But what's happening in North Dakota on Friday could mean the difference between Republicans maintaining control of the Senate in the 2018 midterms and losing that control.
After initially saying "no" to a challenge to Democratic Sen. Heidi Heitkamp, Republican Rep. Kevin Cramer has changed his mind and will formally enter the race Friday evening. (Cramer's entrance into the race moves it to the "Toss Up" category in CNN's ratings.)
That's a piece of very good news for Senate Republicans who, candidly, needed a little bit of a pick-me-up. Despite an overwhelming numbers edge -- 26 Democratic seats up as compared to just eight GOP ones -- Republicans have struggled to land top-tier recruits in some states President Donald Trump won overwhelmingly in 2016 and to clear out primaries in others. (Another tidbit of good news for Senate Republicans: Florida Gov. Rick Scott appears to be moving closer to a challenge to Sen. Bill Nelson.)
Cramer not running -- which he announced just after the new year -- was seen as another major blow to Republicans. A sitting congressman, who represents the entire state, unwilling to challenge a Democratic incumbent in a state Trump carried by a stunning 36 points in November 2016? Not a good sign.
Cramer's no-go was not only a symbolic defeat for Senate Republicans but also a practical one. The remaining Republicans in the field -- led by state Sen. Tom Campbell -- were little known and lightly regarded. And when word began to leak out that the opposition research file against Campbell was roughly the length of a Stephen King novel, the situation turned desperate for Senate Republicans.
Scenarios exist where Republicans hold the Senate without winning in North Dakota, but not to challenge a first-term incumbent like Heitkamp who won with just 50% of the vote would have been inexcusable.

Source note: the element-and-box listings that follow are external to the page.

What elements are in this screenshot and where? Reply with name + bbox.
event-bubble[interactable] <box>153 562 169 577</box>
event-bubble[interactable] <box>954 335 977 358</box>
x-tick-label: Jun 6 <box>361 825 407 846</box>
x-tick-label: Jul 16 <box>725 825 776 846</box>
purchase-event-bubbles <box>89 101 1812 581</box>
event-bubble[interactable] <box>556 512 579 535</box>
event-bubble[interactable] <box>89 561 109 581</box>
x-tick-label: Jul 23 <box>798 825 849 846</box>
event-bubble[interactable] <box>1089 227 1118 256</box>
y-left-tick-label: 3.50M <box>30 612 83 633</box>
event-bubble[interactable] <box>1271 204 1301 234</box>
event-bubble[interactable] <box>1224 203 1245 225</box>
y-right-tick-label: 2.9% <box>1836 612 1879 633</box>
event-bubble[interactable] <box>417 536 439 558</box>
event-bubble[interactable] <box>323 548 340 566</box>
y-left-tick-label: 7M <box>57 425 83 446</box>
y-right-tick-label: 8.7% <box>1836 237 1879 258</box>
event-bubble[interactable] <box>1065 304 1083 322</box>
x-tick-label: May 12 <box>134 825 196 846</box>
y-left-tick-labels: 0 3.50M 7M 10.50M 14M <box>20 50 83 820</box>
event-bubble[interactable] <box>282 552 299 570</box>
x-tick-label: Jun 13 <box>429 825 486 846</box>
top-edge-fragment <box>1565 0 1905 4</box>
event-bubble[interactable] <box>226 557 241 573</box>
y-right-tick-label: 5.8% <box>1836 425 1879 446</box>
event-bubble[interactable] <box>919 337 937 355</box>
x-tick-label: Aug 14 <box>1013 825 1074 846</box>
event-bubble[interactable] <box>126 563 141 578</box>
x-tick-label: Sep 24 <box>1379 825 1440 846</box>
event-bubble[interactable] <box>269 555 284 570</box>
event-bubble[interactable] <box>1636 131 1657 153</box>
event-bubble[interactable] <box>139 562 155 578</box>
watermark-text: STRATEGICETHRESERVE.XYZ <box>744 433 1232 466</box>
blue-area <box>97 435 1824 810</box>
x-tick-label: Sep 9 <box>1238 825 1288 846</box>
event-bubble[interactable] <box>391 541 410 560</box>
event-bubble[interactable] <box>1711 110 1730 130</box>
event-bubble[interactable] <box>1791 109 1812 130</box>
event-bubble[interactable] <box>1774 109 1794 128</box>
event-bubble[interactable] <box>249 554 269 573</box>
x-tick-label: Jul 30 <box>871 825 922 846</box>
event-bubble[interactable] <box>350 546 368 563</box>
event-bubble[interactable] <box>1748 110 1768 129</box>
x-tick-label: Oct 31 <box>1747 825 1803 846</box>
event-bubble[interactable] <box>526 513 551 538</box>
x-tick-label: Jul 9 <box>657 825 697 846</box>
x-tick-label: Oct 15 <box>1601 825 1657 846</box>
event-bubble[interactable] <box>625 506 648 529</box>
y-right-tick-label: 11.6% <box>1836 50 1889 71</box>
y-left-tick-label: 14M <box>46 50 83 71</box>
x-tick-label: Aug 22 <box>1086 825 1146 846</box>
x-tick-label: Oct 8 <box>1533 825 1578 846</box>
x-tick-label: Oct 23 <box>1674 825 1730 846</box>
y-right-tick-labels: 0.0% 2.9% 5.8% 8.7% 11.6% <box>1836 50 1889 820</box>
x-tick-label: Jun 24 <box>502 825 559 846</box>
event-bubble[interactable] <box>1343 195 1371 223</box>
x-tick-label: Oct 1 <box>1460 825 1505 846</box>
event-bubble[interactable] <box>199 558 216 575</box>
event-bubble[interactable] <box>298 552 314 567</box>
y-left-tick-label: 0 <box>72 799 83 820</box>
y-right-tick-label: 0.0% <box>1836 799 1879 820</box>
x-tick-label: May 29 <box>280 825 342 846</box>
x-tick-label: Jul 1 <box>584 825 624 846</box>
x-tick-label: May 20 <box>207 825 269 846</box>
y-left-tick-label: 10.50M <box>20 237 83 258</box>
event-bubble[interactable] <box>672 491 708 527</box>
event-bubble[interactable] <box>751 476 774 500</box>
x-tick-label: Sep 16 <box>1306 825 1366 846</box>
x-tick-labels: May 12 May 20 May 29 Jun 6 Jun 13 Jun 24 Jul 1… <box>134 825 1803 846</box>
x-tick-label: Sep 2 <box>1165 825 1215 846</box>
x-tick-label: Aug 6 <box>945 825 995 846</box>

Now Republicans don't need to worry about that nightmare coming true. Cramer is a proven vote-getter -- he's held the state's at-large House seat since 2012 and spent nine years on the state's Public Service Commission before that -- and ended 2017 with nearly $1 million in the bank. (Heitkamp had $4.4 million on hand at that time.)
That doesn't mean Cramer is pure gold as a candidate. Cramer set off some GOP alarms last March when he denounced Democratic women wearing white pantsuits to protest President Trump's treatment of women. He said his female colleagues were "poorly dressed" in "bad-looking white pantsuits."
But he is far better option than what Senate Republicans had when the week started. A lot better.
With Cramer now in, the lone major recruiting problem for Republicans is in Montana, where Sen. Jon Tester is seeking a third term. Tester won reelection in 2012 with 49% and in 2016 Trump won the state by 20 points. The best known candidate in the field at he moment is state Auditor Matt Rosendale. Rosendale ran for Congress in 2012 -- he finished third n the GOP primary behind now-Interior Secretary Ryan Zinke -- and was elected to his current job in 2016. He ended 2017 with less than $500,000 in the bank as compared to $6.3 million for Tester.
Aside from Montana and North Dakota, there are three other states Trump won by double digits where Democratic incumbents are running for reelection: Indiana, Missouri and West Virginia. In two -- Indiana and West Virginia -- Republicans are in the midst of very competitive (and likely costly) primary fights. In Missouri, state Attorney General Josh Hawley has largely cleared the field, although his comments about sexual revolution of the 1960s and 1970s led to some raised eyebrows recently.
The only two Republican-held states in real danger are in Nevada, where Sen. Dean Heller is seeking a second term and Arizona where Sen. Jeff Flake's retirement has led to a free-for-all primary that includes controversial sheriff Joe Arpaio.